DOI: https://doi.org/10.21954/ou.ro.0000fcf7
Abstract
The aim of this work is to provide data on the weak interactions between proteins and nucleic acids, using a sequence-specific DNA-binding protein (the recombinant 1-69 N-terminal domain of the phage 434 cl repressor, R69), and a non-specific nucleic acid binding domain (the arginine rich RGG domain of human nucleolin produced by solid phase synthesis) as in vitro model systems.
Pyrene fluorescence spectroscopy and disulfide crosslinking via C-terminally attached Cys residues showed that cognate DNA acts as template for R69 dimerization even in the absence of the native C-terminal dimerization domain. Dimeric binding of R69 to DNA results in intensive pyrene excimer fluorescence resulting from the stacking of two C-terminally attached pyrene labels. The'fluorescence of the pyrene monomer (383nm) is quenched in a salt/sensitive manner by both cognate and non-cognate DNA molecules, probably due to electrostatic interactions with the DNA backbone. DNA sequences as short as the half-site are sufficient to promote dimer formation in a detectable manner. On the other hand, studies with artificial hybrid operators prove that two half sites provide complete specificity to the complex assembly. These studies suggest that sequential binding of monomers is a plausible pathway for the assembly of R69 on DNA.
The RGG motif is present in many specific and non-specific nucleic acid binding proteins and its arginine residues undergo methylation by protein arginine methyltransferase type I as a part of various, not entirely known regulatory events.
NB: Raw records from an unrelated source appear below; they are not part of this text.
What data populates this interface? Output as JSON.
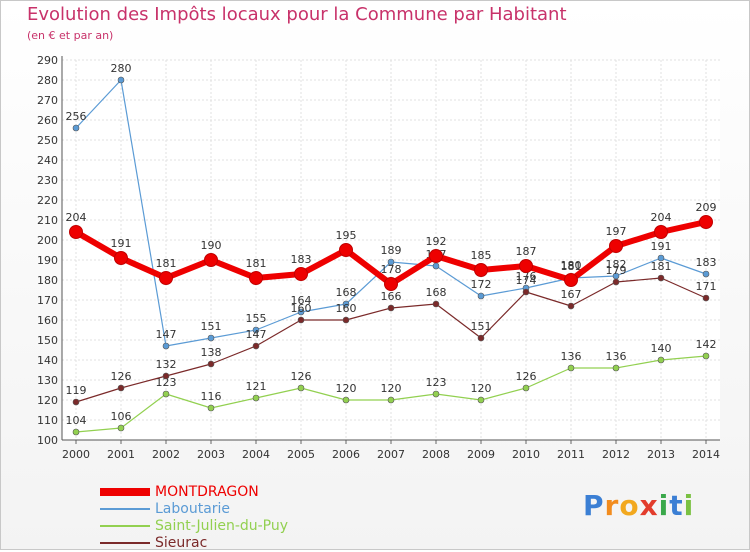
{
  "header": {
    "title": "Evolution des Impôts locaux pour la Commune par Habitant",
    "subtitle": "(en € et par an)"
  },
  "logo": {
    "letters": [
      "P",
      "r",
      "o",
      "x",
      "i",
      "t",
      "i"
    ],
    "text": "Proxiti"
  },
  "chart_data": {
    "type": "line",
    "title": "Evolution des Impôts locaux pour la Commune par Habitant",
    "subtitle": "(en € et par an)",
    "xlabel": "",
    "ylabel": "",
    "x": [
      "2000",
      "2001",
      "2002",
      "2003",
      "2004",
      "2005",
      "2006",
      "2007",
      "2008",
      "2009",
      "2010",
      "2011",
      "2012",
      "2013",
      "2014"
    ],
    "ylim": [
      100,
      290
    ],
    "yticks": [
      100,
      110,
      120,
      130,
      140,
      150,
      160,
      170,
      180,
      190,
      200,
      210,
      220,
      230,
      240,
      250,
      260,
      270,
      280,
      290
    ],
    "grid": true,
    "legend_position": "bottom-left",
    "series": [
      {
        "name": "MONTDRAGON",
        "color": "#ee0000",
        "values": [
          204,
          191,
          181,
          190,
          181,
          183,
          195,
          178,
          192,
          185,
          187,
          180,
          197,
          204,
          209
        ]
      },
      {
        "name": "Laboutarie",
        "color": "#5b9bd5",
        "values": [
          256,
          280,
          147,
          151,
          155,
          164,
          168,
          189,
          187,
          172,
          176,
          181,
          182,
          191,
          183
        ]
      },
      {
        "name": "Saint-Julien-du-Puy",
        "color": "#92d050",
        "values": [
          104,
          106,
          123,
          116,
          121,
          126,
          120,
          120,
          123,
          120,
          126,
          136,
          136,
          140,
          142
        ]
      },
      {
        "name": "Sieurac",
        "color": "#7b2a2a",
        "values": [
          119,
          126,
          132,
          138,
          147,
          160,
          160,
          166,
          168,
          151,
          174,
          167,
          179,
          181,
          171
        ]
      }
    ]
  }
}
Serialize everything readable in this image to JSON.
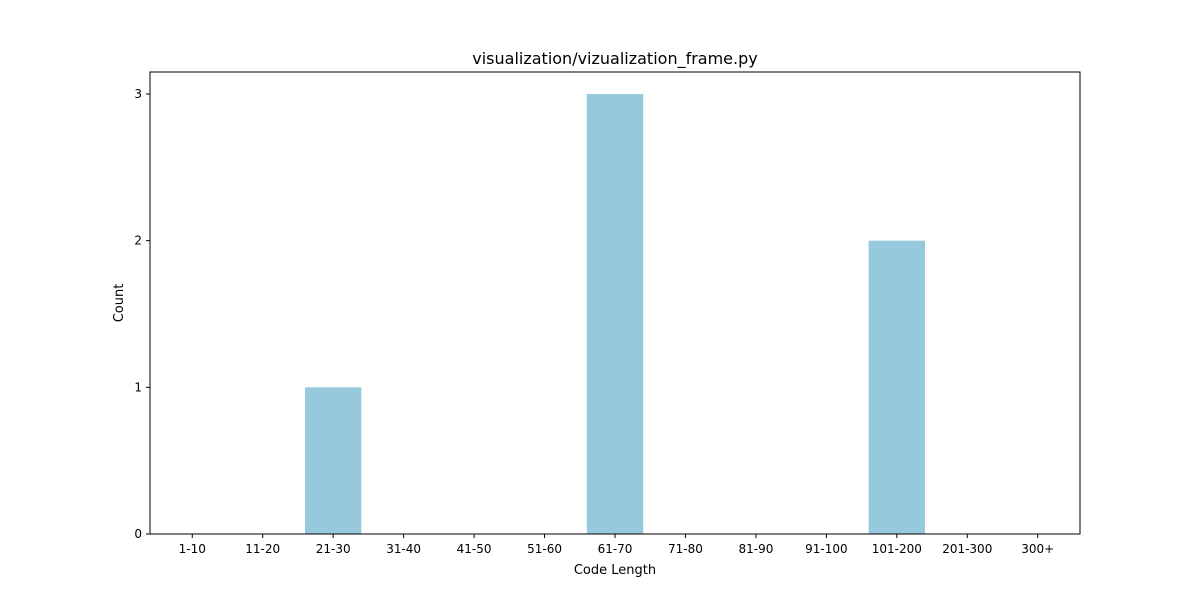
{
  "chart_data": {
    "type": "bar",
    "title": "visualization/vizualization_frame.py",
    "xlabel": "Code Length",
    "ylabel": "Count",
    "categories": [
      "1-10",
      "11-20",
      "21-30",
      "31-40",
      "41-50",
      "51-60",
      "61-70",
      "71-80",
      "81-90",
      "91-100",
      "101-200",
      "201-300",
      "300+"
    ],
    "values": [
      0,
      0,
      1,
      0,
      0,
      0,
      3,
      0,
      0,
      0,
      2,
      0,
      0
    ],
    "yticks": [
      0,
      1,
      2,
      3
    ],
    "ylim": [
      0,
      3.15
    ],
    "grid": false,
    "legend": "none",
    "bar_color": "#96c9dc",
    "axis_color": "#000000"
  }
}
We used novel methods of solid phase peptide synthesis to produce methylated and non-methylated peptides spanning sequences from residues 646-706 of the human nucleolin C-terminal domain and we used them to study nucleic acid binding in vitro.
Melting curve assays, double filter binding assays and circular dichroism studies showed that the non-sequence specific nucleic acid binding is sensitive to the geometry of the nucleic acid as it binds ssDNA>RNA>dsDNA. While binding strength is not substantially influenced by dimethylation, the ability of the peptides to modify the nuclecic acid structure, detected by CD spectroscopy, is substantially decreased upon methylation.